Tuesday, February 16, 2010

The maturity of love

I like being married. It has been very good for me.

One of the lessons of love I’ve learned over the years in having to work all things out with my wife is that love doesn’t try to change the other person.

I wish I had better understood this when we first got married. In the early days, the “growing up years,” one might say, it was tempting at times to pin fault or blame on the other when something didn’t go my way. If she would only change, or adopt a better attitude, or quit doing something, or understand me better, or…and the list would go on that justified continued suffering.

Does this sound familiar to anyone out there…??





Trials in marriage are healthy if we spiritually grow from them, and my goal was always to spiritually grow, to understand how to express love better, and be less selfish. I’ve had many opportunities, and am still learning!

But in recent years I’ve noticed a very profound and deepening peace in my marriage. It’s a peace that does not come overnight or by accident. It is the outcome of lessons learned well in the past, growing affection that is not conditional, and a lack of judgmentalism.



When we do not try to change each other, but honor what God has already put in place, things go much better.

Mortal mind often argues that we have to change our spouse before we can be happy in our marriage. This is such an illusion. It is misleading because it can be a relinquishment of responsibility for our own thinking and actions. It also puts our happiness at the mercy of another and can lead to a feeling of helplessness and even hopelessness. And not because it needs to be that way, but because we are ignorant, or unwilling to accept what we can do to improve the situation independent of what the other does or doesn't do.

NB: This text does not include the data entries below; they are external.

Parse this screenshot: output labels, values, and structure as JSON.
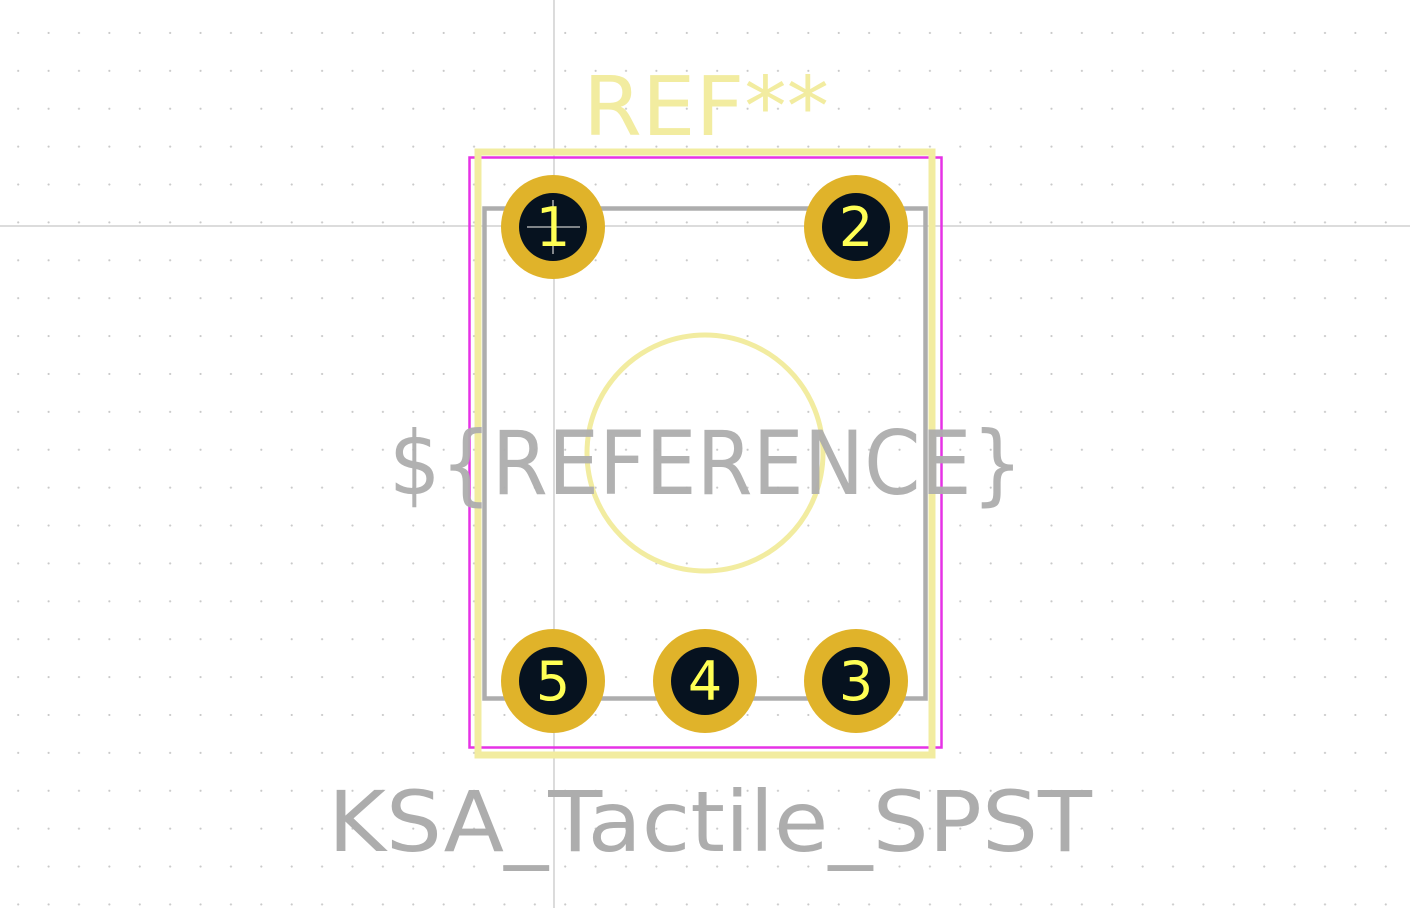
{
  "footprint": {
    "reference_designator": "REF**",
    "reference_field": "${REFERENCE}",
    "value": "KSA_Tactile_SPST"
  },
  "pads": [
    {
      "number": "1"
    },
    {
      "number": "2"
    },
    {
      "number": "3"
    },
    {
      "number": "4"
    },
    {
      "number": "5"
    }
  ],
  "colors": {
    "background": "#ffffff",
    "grid_dot": "#c9c9c9",
    "crosshair": "#c8c8c8",
    "silkscreen": "#f2eca0",
    "fab_outline": "#adadad",
    "courtyard": "#e632e6",
    "pad_copper": "#e0b32a",
    "pad_hole": "#06121f",
    "pad_number": "#ffff55",
    "fab_text": "#adadad"
  }
}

Rather than place blame, the more constructive course of action is to improve one’s view of the other. It’s a demoralized and low view that is getting in the way of seeing the good God put in our spouse. When we look at him or her from God’s point of view, we find wonderful qualities present that were not obvious before. Where we saw indifference, we may find care. Where we saw close-mindedness, we may find an open door. Where we found meanness, we might find kindness. Where we find stubbornness, willingness may appear. Spiritualization of thought can cause these glorious types of transformations to occur.

Every spouse is a child of God filled with a full complement of divine Love’s qualities. These virtues are not always obvious on the surface, but they are in there. And a willingness to look for them often finds them.

When we put personal offense aside, kick ego out of the picture, not react in anger or with resentment, and cease to hold grudges, it’s a sign that we’re growing up in love. We’re leaving the selfish ways of mortal mind behind and reaching out to something much better, to a love that endures. It’s a maturing love, a love that finds the good in the other, brings it out of them through kindness and goodwill, and improves the overall relationship without a taint of judgmentalism, harmful criticism or harsh comment.

Marriage can be a wonderful experience, and it’s best when unconditional, nonjudgmental love rules the relationship.